Step 2: Apply for QTS through the professional recognition route.
Apply at apply-for-qts-in-england.education.gov.uk. Since August 2025, this application is completely free — there is no fee. You will need your ENIC Statement of Comparability, proof of your professional teaching registration (SACE or equivalent), evidence of your teaching experience, and your degree certificates. Processing typically takes 8 to 12 weeks, though this varies.
Step 3: Secure your right to work in the UK.
This is separate from QTS. You need either a British or Irish passport, settled or pre-settled status under the EU Settlement Scheme, or a Skilled Worker visa sponsored by a UK employer. The good news: schools in England can and do sponsor Skilled Worker visas for teachers. This is where Eduplace's relationships with UK schools matter — we connect you with institutions that are set up to sponsor and that are actively looking for the skills you have.
The Middle East gives you a package. The UK gives you a career. Both are valid — but they require completely different preparation.
Where Eduplace fits in — and why it matters.
We do not just list jobs. We guide you through the QTS process from the start, connect you with schools that sponsor visas, and make sure your application is positioned correctly for the UK market. The way you present yourself to a UK school is not the same as the way you present yourself to a school in Dubai — and getting that wrong costs you time.
We have active relationships with early years settings and schools in London and the Essex corridor. We currently have three Early Years positions available for teachers holding QTS — ages 0 to 5, EYFS curriculum, permanent contracts.

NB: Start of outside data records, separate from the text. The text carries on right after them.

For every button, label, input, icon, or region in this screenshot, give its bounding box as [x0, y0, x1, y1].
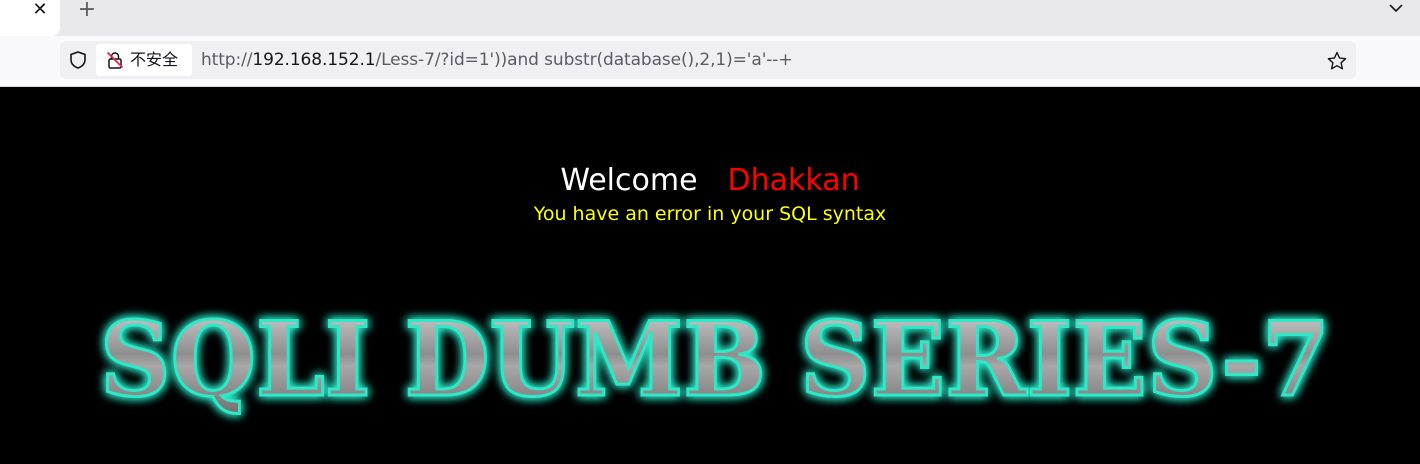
security-label: 不安全 [130, 50, 179, 69]
insecure-lock-icon [106, 51, 124, 69]
tab-bar: ✕ + [0, 0, 1420, 36]
close-icon[interactable]: ✕ [30, 0, 50, 20]
url-scheme: http:// [201, 50, 253, 70]
active-tab[interactable]: ✕ [0, 0, 60, 36]
page-content: Welcome Dhakkan You have an error in your… [0, 87, 1420, 464]
star-icon[interactable] [1326, 50, 1348, 72]
welcome-text: Welcome [560, 163, 698, 198]
user-name: Dhakkan [727, 163, 860, 198]
plus-icon[interactable]: + [76, 0, 98, 22]
url-host: 192.168.152.1 [252, 50, 376, 70]
url-path: /Less-7/?id=1'))and substr(database(),2,… [375, 50, 793, 70]
chevron-down-icon[interactable] [1386, 0, 1406, 18]
url-input[interactable]: http://192.168.152.1/Less-7/?id=1'))and … [201, 50, 793, 70]
banner-image: SQLI DUMB SERIES-7 [99, 299, 1332, 422]
error-message: You have an error in your SQL syntax [533, 203, 887, 225]
navigation-bar: 不安全 http://192.168.152.1/Less-7/?id=1'))… [0, 36, 1420, 87]
shield-icon[interactable] [68, 50, 88, 70]
welcome-line: Welcome Dhakkan [0, 163, 1420, 199]
security-indicator[interactable]: 不安全 [96, 44, 192, 76]
url-bar[interactable]: 不安全 http://192.168.152.1/Less-7/?id=1'))… [60, 41, 1356, 79]
banner-text: SQLI DUMB SERIES-7 [100, 300, 1330, 420]
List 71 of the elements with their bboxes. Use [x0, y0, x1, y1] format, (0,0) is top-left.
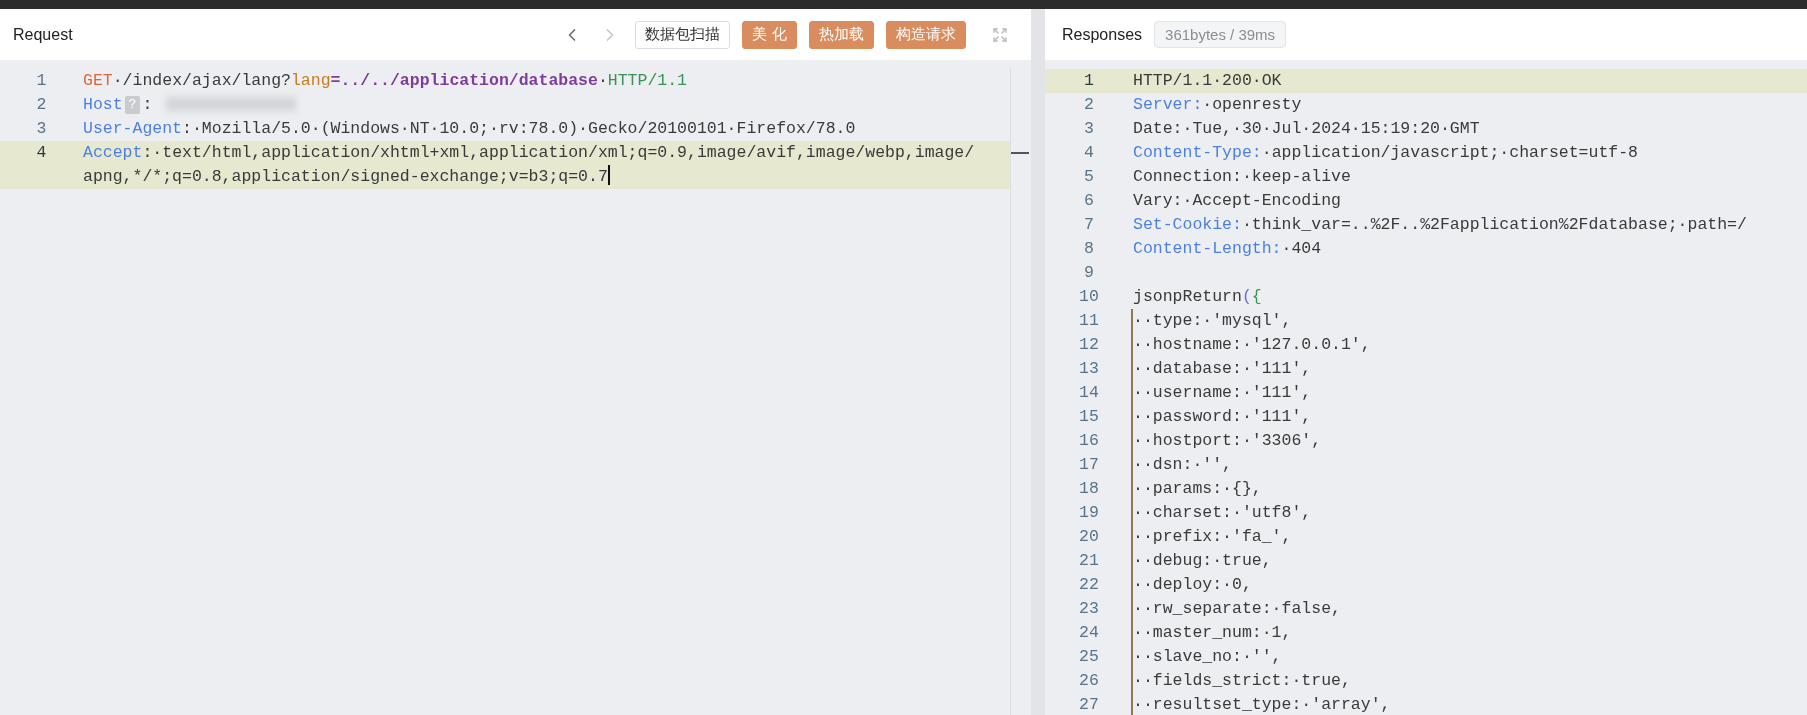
code-line: ··dsn:·'', [1131, 453, 1793, 477]
line-number: 7 [1083, 214, 1095, 236]
code-line: ··hostport:·'3306', [1131, 429, 1793, 453]
code-line: jsonpReturn({ [1132, 286, 1263, 308]
action-button[interactable]: 美 化 [742, 20, 797, 49]
code-line: ··params:·{}, [1131, 477, 1793, 501]
code-line: User-Agent:·Mozilla/5.0·(Windows·NT·10.0;·rv:78.0)·Gecko/20100101·Firefox/78.0 [82, 118, 857, 140]
code-line: ··prefix:·'fa_', [1131, 525, 1793, 549]
line-number: 3 [1083, 118, 1095, 140]
action-button[interactable]: 构造请求 [886, 20, 966, 49]
line-number: 17 [1078, 454, 1100, 476]
line-number: 8 [1083, 238, 1095, 260]
code-line: ··database:·'111', [1131, 357, 1793, 381]
line-number: 2 [35, 94, 48, 116]
code-line: Set-Cookie:·think_var=..%2F..%2Fapplication%2Fdatabase;·path=/ [1132, 214, 1748, 236]
code-line: ··fields_strict:·true, [1131, 669, 1793, 693]
text-cursor [607, 165, 610, 185]
code-line: ··rw_separate:·false, [1131, 597, 1793, 621]
line-number: 20 [1078, 526, 1100, 548]
line-number: 14 [1078, 382, 1100, 404]
line-number: 11 [1078, 310, 1100, 332]
line-number: 3 [35, 118, 48, 140]
line-number: 23 [1078, 598, 1100, 620]
line-number: 26 [1078, 670, 1100, 692]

These are real positions, available now.
The UK recruitment landscape is competitive. Going in without guidance means competing blind against candidates who already know the system, who already have QTS, who already have a UK address. Eduplace gives you the edge — not through shortcuts, but through clarity, preparation, and direct access to schools that want what you offer.
The standard QTS professional recognition route focuses on teachers qualified to teach ages 11 to 16 in maths, science, or languages. For Early Years (ages 0 to 5), you may need to explore the Assessment Only route or demonstrate equivalent Early Years Teacher Status. Eduplace can advise you on the correct pathway for your specific qualifications — submit your CV and we will assess your eligibility directly.
The honest comparison.
The Middle East: tax-free salary, furnished accommodation provided by the school, annual return flights to South Africa included, visa arranged and paid for by the school. Eduplace handles the full process. You can be placed within weeks of your interview. The trade-off: fixed-term contracts, no long-term residency pathway, and you are always an expat.
The United Kingdom: taxed salary — but a higher base than most Middle East packages when you factor in the full career picture. No accommodation provided. No flights. You arrange your own housing. The QTS process takes two to four months before you can even start applying. But: NHS healthcare, employer pension, a nationally recognised career ladder, access to permanent residency and eventually citizenship, and you are 90 minutes from Paris.
Neither is better. They serve different goals at different stages of your career. A 25-year-old who wants to save aggressively for three years might choose Dubai. A 32-year-old who wants to build a permanent life abroad might choose London. Eduplace places teachers in both — and we will tell you honestly which one suits your situation.